E avrebbe redatto, assieme all’altra (non presente al test), la “relazione del 3 maggio 2023”. Relazione, però, “materialmente” firmata, poi, da un’altra delle due professioniste già indagate, come emerso nei mesi scorsi. Una relazione che, tra l’altro, sarebbe stata anche modificata e revisionata rispetto alla “versione originaria”, pure “‘cambiando’ alcuni grafici”.

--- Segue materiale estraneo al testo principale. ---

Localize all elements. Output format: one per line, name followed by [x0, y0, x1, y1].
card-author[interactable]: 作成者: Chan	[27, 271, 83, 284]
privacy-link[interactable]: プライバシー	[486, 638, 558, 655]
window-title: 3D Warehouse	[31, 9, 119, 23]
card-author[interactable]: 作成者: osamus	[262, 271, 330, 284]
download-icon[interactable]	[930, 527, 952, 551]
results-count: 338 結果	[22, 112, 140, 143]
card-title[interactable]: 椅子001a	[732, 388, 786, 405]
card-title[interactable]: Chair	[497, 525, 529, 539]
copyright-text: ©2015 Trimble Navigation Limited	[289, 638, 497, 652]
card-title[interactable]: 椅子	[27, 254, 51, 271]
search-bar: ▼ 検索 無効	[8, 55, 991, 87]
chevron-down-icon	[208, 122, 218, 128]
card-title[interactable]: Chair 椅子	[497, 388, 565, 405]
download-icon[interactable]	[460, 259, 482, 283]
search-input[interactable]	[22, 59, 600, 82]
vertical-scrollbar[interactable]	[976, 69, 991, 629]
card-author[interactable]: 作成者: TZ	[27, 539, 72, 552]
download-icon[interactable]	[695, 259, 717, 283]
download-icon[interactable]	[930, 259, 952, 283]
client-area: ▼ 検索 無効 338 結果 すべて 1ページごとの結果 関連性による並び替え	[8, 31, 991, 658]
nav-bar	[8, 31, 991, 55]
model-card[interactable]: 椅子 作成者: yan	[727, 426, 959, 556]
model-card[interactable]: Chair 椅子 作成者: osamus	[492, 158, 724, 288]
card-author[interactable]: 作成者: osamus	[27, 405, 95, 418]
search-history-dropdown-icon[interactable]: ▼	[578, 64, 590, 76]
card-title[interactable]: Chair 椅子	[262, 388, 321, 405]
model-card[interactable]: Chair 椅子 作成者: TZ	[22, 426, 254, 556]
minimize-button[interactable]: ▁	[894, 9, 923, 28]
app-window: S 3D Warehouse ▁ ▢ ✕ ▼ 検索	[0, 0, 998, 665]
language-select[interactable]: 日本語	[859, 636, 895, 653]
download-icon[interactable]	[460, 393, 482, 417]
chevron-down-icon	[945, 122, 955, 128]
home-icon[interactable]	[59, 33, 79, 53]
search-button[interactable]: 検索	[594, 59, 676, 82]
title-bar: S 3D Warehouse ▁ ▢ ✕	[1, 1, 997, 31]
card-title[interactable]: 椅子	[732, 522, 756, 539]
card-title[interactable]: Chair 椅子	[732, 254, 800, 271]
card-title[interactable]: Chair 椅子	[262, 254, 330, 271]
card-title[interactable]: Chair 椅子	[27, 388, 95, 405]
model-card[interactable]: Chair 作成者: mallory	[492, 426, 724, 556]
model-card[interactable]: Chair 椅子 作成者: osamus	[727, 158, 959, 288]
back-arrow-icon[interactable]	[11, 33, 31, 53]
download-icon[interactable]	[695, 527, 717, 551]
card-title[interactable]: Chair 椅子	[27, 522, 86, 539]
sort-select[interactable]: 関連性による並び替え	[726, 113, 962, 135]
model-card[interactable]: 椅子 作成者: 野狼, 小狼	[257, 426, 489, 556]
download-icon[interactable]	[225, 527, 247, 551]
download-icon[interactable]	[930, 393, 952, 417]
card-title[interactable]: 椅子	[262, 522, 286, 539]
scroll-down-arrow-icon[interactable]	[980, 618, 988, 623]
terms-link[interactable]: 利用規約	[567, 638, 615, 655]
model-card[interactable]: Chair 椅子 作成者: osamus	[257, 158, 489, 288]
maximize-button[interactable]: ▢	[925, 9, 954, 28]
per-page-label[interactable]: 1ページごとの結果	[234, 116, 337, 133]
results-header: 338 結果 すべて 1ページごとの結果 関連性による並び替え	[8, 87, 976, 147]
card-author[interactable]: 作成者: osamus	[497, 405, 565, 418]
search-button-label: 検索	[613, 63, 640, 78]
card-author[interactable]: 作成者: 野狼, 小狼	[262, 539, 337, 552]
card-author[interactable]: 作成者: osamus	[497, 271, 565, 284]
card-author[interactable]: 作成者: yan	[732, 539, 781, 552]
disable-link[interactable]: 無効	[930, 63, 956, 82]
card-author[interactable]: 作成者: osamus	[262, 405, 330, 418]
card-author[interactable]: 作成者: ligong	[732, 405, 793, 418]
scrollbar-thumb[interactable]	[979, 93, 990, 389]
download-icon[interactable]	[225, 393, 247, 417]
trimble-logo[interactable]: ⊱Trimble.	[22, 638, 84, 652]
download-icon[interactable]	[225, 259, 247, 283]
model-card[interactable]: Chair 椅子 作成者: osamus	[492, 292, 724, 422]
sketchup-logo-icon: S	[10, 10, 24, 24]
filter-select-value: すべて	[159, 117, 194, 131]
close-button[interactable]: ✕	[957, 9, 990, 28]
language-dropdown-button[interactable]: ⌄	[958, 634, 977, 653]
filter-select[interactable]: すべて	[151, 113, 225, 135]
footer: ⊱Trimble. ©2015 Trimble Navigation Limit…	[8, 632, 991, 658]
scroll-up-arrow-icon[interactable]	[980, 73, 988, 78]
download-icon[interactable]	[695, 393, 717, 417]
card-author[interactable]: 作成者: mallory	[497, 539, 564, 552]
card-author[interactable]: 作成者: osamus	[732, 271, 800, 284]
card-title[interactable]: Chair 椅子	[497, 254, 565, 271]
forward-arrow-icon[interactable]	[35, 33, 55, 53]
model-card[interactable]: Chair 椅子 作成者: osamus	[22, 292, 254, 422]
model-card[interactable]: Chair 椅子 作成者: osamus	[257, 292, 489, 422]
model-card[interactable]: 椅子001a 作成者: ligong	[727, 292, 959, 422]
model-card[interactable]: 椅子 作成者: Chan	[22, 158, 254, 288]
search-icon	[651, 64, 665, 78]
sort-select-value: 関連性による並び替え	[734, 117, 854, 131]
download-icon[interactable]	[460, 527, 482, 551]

La relazione sul test di Wais, si legge ancora negli atti, è stata firmata anche dall’altra psicologa già indagata da tempo, la quale, però, “era assente anche in occasione della somministrazione del test”. L’altra collega, poi, “senza aver partecipato alla materiale somministrazione” e basandosi “anche su quanto riferitole verbalmente” dall’altra, scrive il pm, “in ordine ai contenuti dei colloqui intrattenuti” con Pifferi “contribuiva a redigere la relazione del 3.5.2023, pure modificando e revisionando la versione originaria nonché ‘cambiando’ alcuni grafici”.

Le quattro psicologhe e l’avvocatessa avrebbero così attestato che Pifferi “aveva un quoziente intellettivo pari a 40 e quindi un deficit grave, al limite inferiore di questo livello (pertanto tra grave e gravissimo)’”. Gli esiti del test, scrive il pm, “erano incompatibili con le caratteristiche psichiche effettive della detenuta, per come emergenti anche dagli stessi colloqui intercorsi in carcere”, colloqui “anch’essi falsamente annotati nel diario clinico, con riferimento ai presupposti del ‘monitoraggio’ a cui la Pifferi veniva sottoposta, in realtà inesistenti giacché la donna non era un soggetto a rischio di atti anticonservativi”.

Due delle psicologhe, in particolare, avrebbero portato avanti una “vera e propria attività di consulenza difensiva”, mentre l’imputata era “lucida” e “determinata”. E hanno lavorato per fornire “una base documentale che le permettesse di richiedere e ottenere in giudizio, eventualmente con il filtro di un’ulteriore consulenza di parte, la tanto agognata perizia psichiatrica”.